Already, President Trump has pushed the FDA to crack down on flavored e-cigarettes and remove them from shelves in the U.S. As Bodamer points out, there’s reason to consider a similar federal overreach into the state-legal cannabis space. Whether anything significant will happen at the federal level remains unclear; political momentum is moving toward things like banking reform or some semblance of states’ rights legalization, but nothing is certain. Cannabis business owners have plenty to tend to without predicting the weather in Washington, D.C.
“That question of supply chain risk and product liability is one that I think is very much on people's minds,” he says, “and our advice to clients has been: You should have already been doing a host of things, combined with best practices in your entire supply chain, including complying with GMP practices, regardless of the fact that they're not required by individual states.”
It’s the sort of thing enshrined in environmental health and safety tenets of the 2013 Cole Memo. Though the federal document has been rescinded, the spirit of the memorandum has persisted as a guidepost for state-licensed cannabis marketplace etiquette.
Here, Bodamer and fellow Dickinson Wright attorney Scot Crow offer a few ways to think about the glaring issue of supply chain risk management.
Know Your Indemnification Provisions
“This industry is highly complex,” Crow says, “and it's very easy to find yourself on the edge of a sword unintentionally because no one paid attention to these provisions in the agreement because everyone's excited to the deal.”

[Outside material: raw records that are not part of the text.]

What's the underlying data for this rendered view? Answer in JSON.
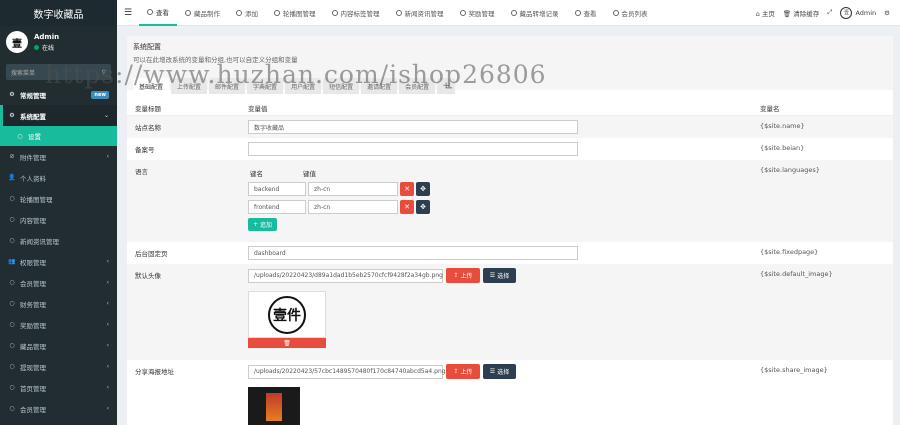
{
  "brand": "数字收藏品",
  "user": {
    "name": "Admin",
    "status": "在线",
    "avatar_char": "壹"
  },
  "search": {
    "placeholder": "搜索菜单"
  },
  "menu": [
    {
      "label": "常规管理",
      "icon": "gears-icon",
      "type": "header",
      "badge": "new"
    },
    {
      "label": "系统配置",
      "icon": "gear-icon",
      "type": "active-parent",
      "chevron": "⌄"
    },
    {
      "label": "设置",
      "icon": "circle-icon",
      "type": "active"
    },
    {
      "label": "附件管理",
      "icon": "paperclip-icon",
      "type": "plain",
      "chevron": "‹"
    },
    {
      "label": "个人资料",
      "icon": "user-icon",
      "type": "plain"
    },
    {
      "label": "轮播图管理",
      "icon": "circle-icon",
      "type": "plain"
    },
    {
      "label": "内容管理",
      "icon": "circle-icon",
      "type": "plain"
    },
    {
      "label": "新闻资讯管理",
      "icon": "circle-icon",
      "type": "plain"
    },
    {
      "label": "权限管理",
      "icon": "group-icon",
      "type": "plain",
      "chevron": "‹"
    },
    {
      "label": "会员管理",
      "icon": "circle-icon",
      "type": "plain",
      "chevron": "‹"
    },
    {
      "label": "财务管理",
      "icon": "circle-icon",
      "type": "plain",
      "chevron": "‹"
    },
    {
      "label": "奖励管理",
      "icon": "circle-icon",
      "type": "plain",
      "chevron": "‹"
    },
    {
      "label": "藏品管理",
      "icon": "circle-icon",
      "type": "plain",
      "chevron": "‹"
    },
    {
      "label": "提现管理",
      "icon": "circle-icon",
      "type": "plain",
      "chevron": "‹"
    },
    {
      "label": "首页管理",
      "icon": "circle-icon",
      "type": "plain",
      "chevron": "‹"
    },
    {
      "label": "会员管理",
      "icon": "circle-icon",
      "type": "plain",
      "chevron": "‹"
    }
  ],
  "topnav": {
    "tabs": [
      {
        "label": "查看",
        "active": true
      },
      {
        "label": "藏品制作"
      },
      {
        "label": "添加"
      },
      {
        "label": "轮播图管理"
      },
      {
        "label": "内容标签管理"
      },
      {
        "label": "新闻资讯管理"
      },
      {
        "label": "奖励管理"
      },
      {
        "label": "藏品转增记录"
      },
      {
        "label": "查看"
      },
      {
        "label": "会员列表"
      }
    ],
    "home": "主页",
    "clear_cache": "清除缓存",
    "admin": "Admin"
  },
  "panel": {
    "title": "系统配置",
    "subtitle": "可以在此增改系统的变量和分组,也可以自定义分组和变量",
    "group_tabs": [
      "基础配置",
      "上传配置",
      "邮件配置",
      "字典配置",
      "用户配置",
      "短信配置",
      "邀请配置",
      "会员配置"
    ]
  },
  "table": {
    "headers": {
      "title": "变量标题",
      "value": "变量值",
      "name": "变量名"
    },
    "rows": {
      "site_name": {
        "title": "站点名称",
        "value": "数字收藏品",
        "var": "{$site.name}"
      },
      "beian": {
        "title": "备案号",
        "value": "",
        "var": "{$site.beian}"
      },
      "languages": {
        "title": "语言",
        "key_header": "键名",
        "val_header": "键值",
        "items": [
          {
            "key": "backend",
            "value": "zh-cn"
          },
          {
            "key": "frontend",
            "value": "zh-cn"
          }
        ],
        "add_label": "追加",
        "var": "{$site.languages}"
      },
      "fixedpage": {
        "title": "后台固定页",
        "value": "dashboard",
        "var": "{$site.fixedpage}"
      },
      "default_image": {
        "title": "默认头像",
        "value": "/uploads/20220423/d89a1dad1b5eb2570cfcf9428f2a34gb.png",
        "upload_label": "上传",
        "choose_label": "选择",
        "var": "{$site.default_image}",
        "thumb_char": "壹件"
      },
      "share_image": {
        "title": "分享海报地址",
        "value": "/uploads/20220423/57cbc1489570480f170c84740abcd5a4.png",
        "upload_label": "上传",
        "choose_label": "选择",
        "var": "{$site.share_image}"
      }
    }
  },
  "watermark": "https://www.huzhan.com/ishop26806"
}
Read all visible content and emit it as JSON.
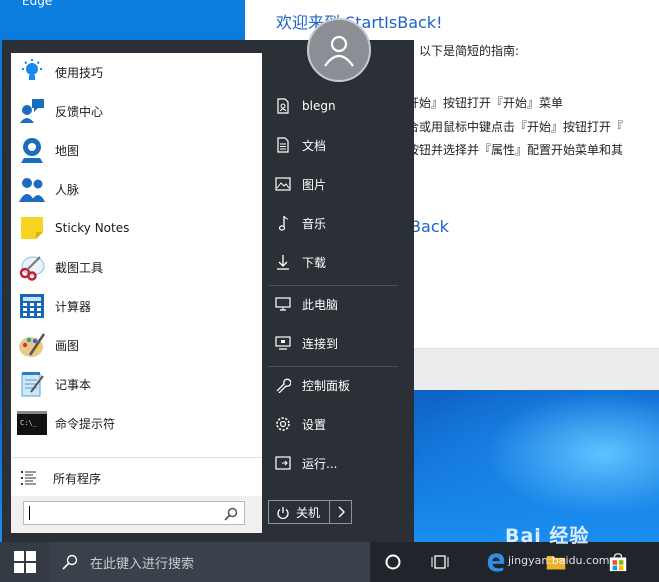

An indemnification provision is otherwise known as a hold-harmless provision. The legal language outlines who will pay for what when a conflict arises. Business executives should pay close attention to any mention of indemnification in different scenarios. Unknown and unforeseen circumstances can materialize in a maturing industry, and the spate of vaping-related lung illnesses is a terrific example.
“The more important thing is if I'm a dispensary, or retail operation, or I'm a production company, … is making sure all of a sudden [that] your indemnification provisions as agreements take on a much bigger part of the contract,” Crow says. “If you're a vertically integrated operator, there's really no way to protect yourself, other than to put in place GMP standards to protect yourself from the product liability claim and getting brought into some giant class action lawsuits. But those that are in the retail or production [side of the business], those agreements have a lot more importance than what they have had historically.”
Vet Your Supply Chain
Now’s the time, if you haven’t gone through this process recently, to get up-close and personal with your supply chain and re-interrogate its trustworthiness and compliance. The shape of legal claims is a matter of debate, but class-action lawsuits have emerged in various areas of the cannabis space, and it helps to identify and address any weak spots in a business’s interactions with third-party vendors or in other partnerships.
“First of all, we don't really know enough to know the kinds of claims that will emerge,” Bodamer says. “I know that the plaintiff’s bar is creative, but they're also attentive. And in this context, they're going to be following the results of ongoing investigations at the state level and at the federal level. And to the extent that [those] investigations reveal specific sources, and if those specific sources have been supplying product to individual companies, if that supply chain is in any way illegal, … I think the ease with which the plaintiff’s bar could bring claims would go up significantly.”
Getting out in front of the national news narrative with public statements on social media is one thing; showing proof of Good Manufacturing Principles or other standards and certifications will make a clear statement to the consumer base—and to public officials and private attorneys interested in parsing businesses’ tangential roles to a story with an expansive reach.
“You're going to see scrutiny and the emergence of good actors versus bad actors from a supply chain standpoint,” he says. “It's incumbent on good actors to point out their best practices, but it's also incumbent on people to not be bad actors.”
…This Includes Licensing Arrangements
“Who could potentially get caught up in [litigation], I think, is a good question as well,” Crow says, “because the way that many of the companies are [set up], and this isn't news, is that you're expanding to licensing arrangements. You can see your brand eviscerated if it's caught up in a dirty-type pen or delivery system, or it gets [linked to] an edible that [causes] a bad result or an adverse consequence.”
Any connection to other brands or other companies is a link worth examining, even in more relaxed times that aren’t burdened with a national news story and a rising count of sicknesses and deaths. Licensing agreements are, of course, included in this.
“You're really putting a lot of trust in production companies that they are doing things properly and correctly in not violating state rules or adhering to the best possible standard that they could adhere to,” Crow says.
Bodamer adds an important follow-up, reminding cannabis businesses to be aware always of the federal government’s stance on cannabis: “That non-compliance across state lines also removes what would have been one of the … de facto protections from the federal prosecutorial standpoint, which is that if you are state-compliant, there's less of an interest in federal prosecution.”